Ok, my bad for suggesting those comments, I didn't realize the
consequences of making anything into a stable ABI. Let's not add any
comments, we don't need that.

I think we should just come to terms that for some architectures this
syscall argument access won't work at least for some architectures
without CO-RE. For uniformity let's still have those
PT_REGS_PARM1_SYSCALL macro defined, but we should use
__bpf_unreachable or something like that to make sure it won't compile
if someone tries to use it.

But it's an entirely different story for CORE variants and there (as I
explained on one of the previous patches) we can fabricate our own
definitions of pt_regs (architecture specific, using CO-RE struct
flavors) without any unnecessary assumptions about which include
headers the user is going to use. Hengqi's BPF_KPROBE_SYSCALL() macro
is always going to use CORE variants and will "just work"(tm).

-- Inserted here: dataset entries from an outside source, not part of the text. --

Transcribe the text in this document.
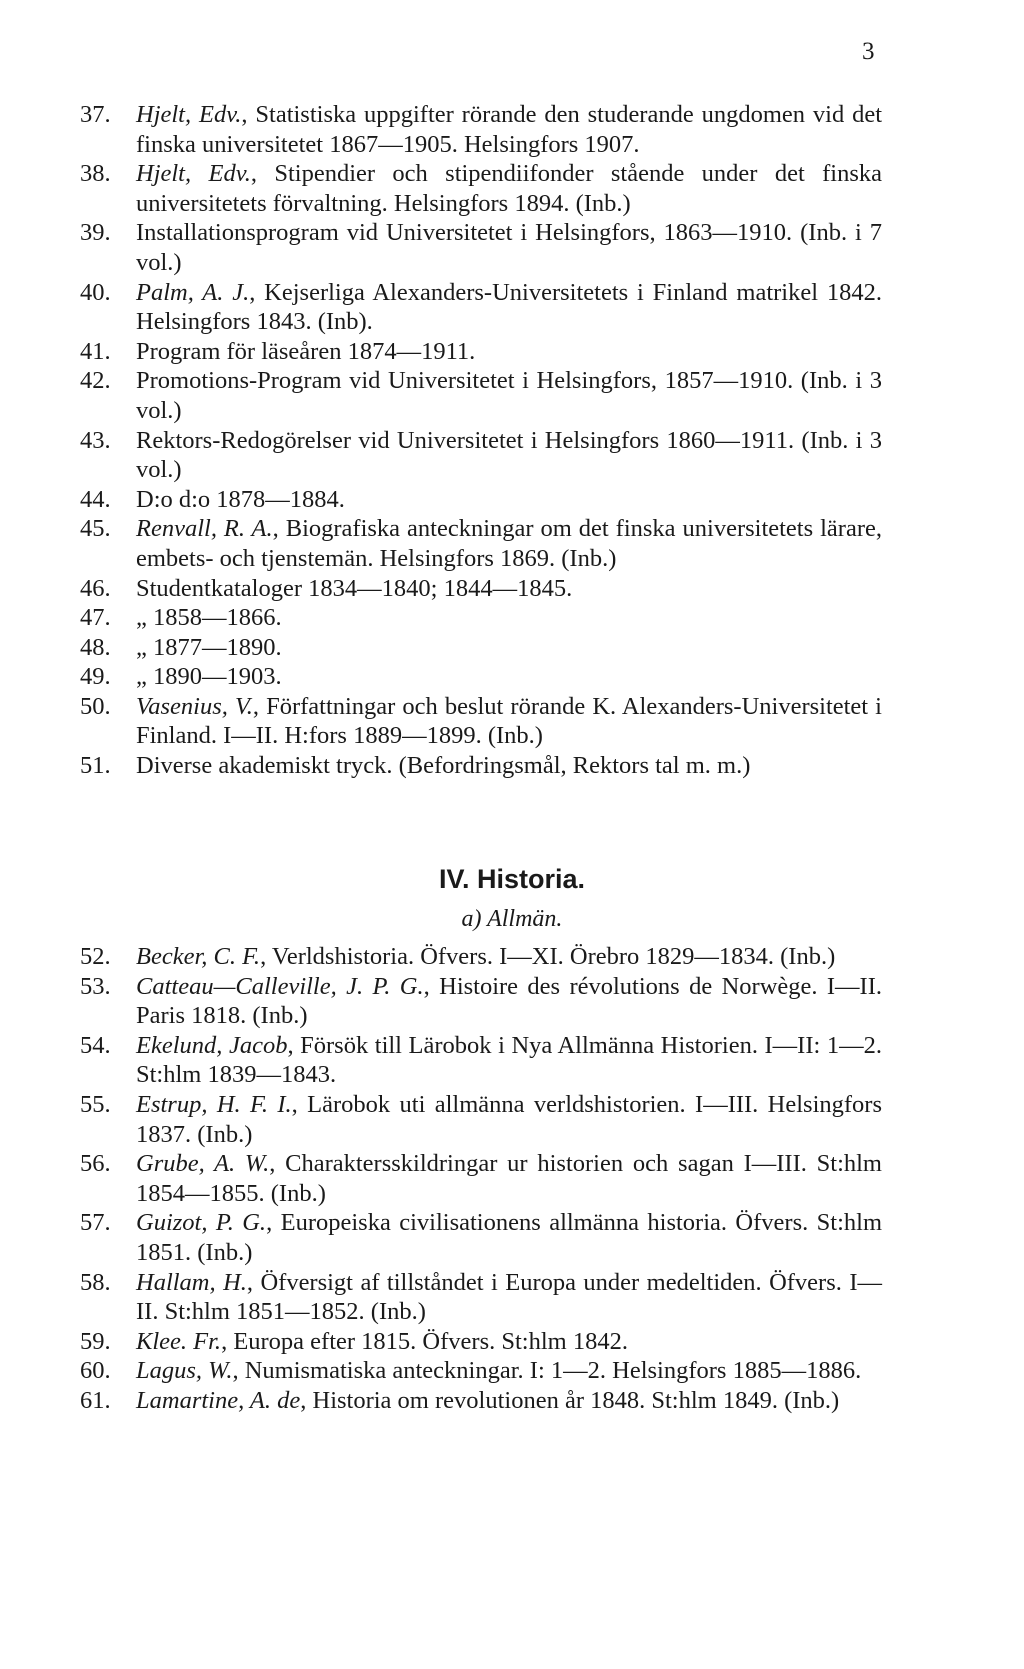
3
37.	Hjelt, Edv., Statistiska uppgifter rörande den studerande ungdomen vid det finska universitetet 1867—1905. Helsingfors 1907.
38.	Hjelt, Edv., Stipendier och stipendiifonder stående under det finska universitetets förvaltning. Helsingfors 1894. (Inb.)
39.	Installationsprogram vid Universitetet i Helsingfors, 1863—1910. (Inb. i 7 vol.)
40.	Palm, A. J., Kejserliga Alexanders-Universitetets i Finland matrikel 1842. Helsingfors 1843. (Inb).
41.	Program för läseåren 1874—1911.
42.	Promotions-Program vid Universitetet i Helsingfors, 1857—1910. (Inb. i 3 vol.)
43.	Rektors-Redogörelser vid Universitetet i Helsingfors 1860—1911. (Inb. i 3 vol.)
44.	D:o d:o 1878—1884.
45.	Renvall, R. A., Biografiska anteckningar om det finska universitetets lärare, embets- och tjenstemän. Helsingfors 1869. (Inb.)
46.	Studentkataloger 1834—1840; 1844—1845.
47.	„ 1858—1866.
48.	„ 1877—1890.
49.	„ 1890—1903.
50.	Vasenius, V., Författningar och beslut rörande K. Alexanders-Universitetet i Finland. I—II. H:fors 1889—1899. (Inb.)
51.	Diverse akademiskt tryck. (Befordringsmål, Rektors tal m. m.)
IV. Historia.
a) Allmän.
52.	Becker, C. F., Verldshistoria. Öfvers. I—XI. Örebro 1829—1834. (Inb.)
53.	Catteau—Calleville, J. P. G., Histoire des révolutions de Norwège. I—II. Paris 1818. (Inb.)
54.	Ekelund, Jacob, Försök till Lärobok i Nya Allmänna Historien. I—II: 1—2. St:hlm 1839—1843.
55.	Estrup, H. F. I., Lärobok uti allmänna verldshistorien. I—III. Helsingfors 1837. (Inb.)
56.	Grube, A. W., Charaktersskildringar ur historien och sagan I—III. St:hlm 1854—1855. (Inb.)
57.	Guizot, P. G., Europeiska civilisationens allmänna historia. Öfvers. St:hlm 1851. (Inb.)
58.	Hallam, H., Öfversigt af tillståndet i Europa under medeltiden. Öfvers. I—II. St:hlm 1851—1852. (Inb.)
59.	Klee. Fr., Europa efter 1815. Öfvers. St:hlm 1842.
60.	Lagus, W., Numismatiska anteckningar. I: 1—2. Helsingfors 1885—1886.
61.	Lamartine, A. de, Historia om revolutionen år 1848. St:hlm 1849. (Inb.)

And because this asymmetry of CORE and non-CORE PT_REGS_PARM_SYSCALL
definitions, your changes in v4 are a regression from the ones in v3
which were absolutely fine (I still don't get why you changed all of
that, I've previously landed v3, which means it was 100% acceptable as
is...), because v4 establishes more rigid relation between CORE and
non-CORE variants.

Anyways, let's get back to v3, drop UAPI changes, add struct
pt_regs__s390x and whatever fields we need, use those with
BPF_CORE_READ() and it should be ok with no ABI changes whatsoever.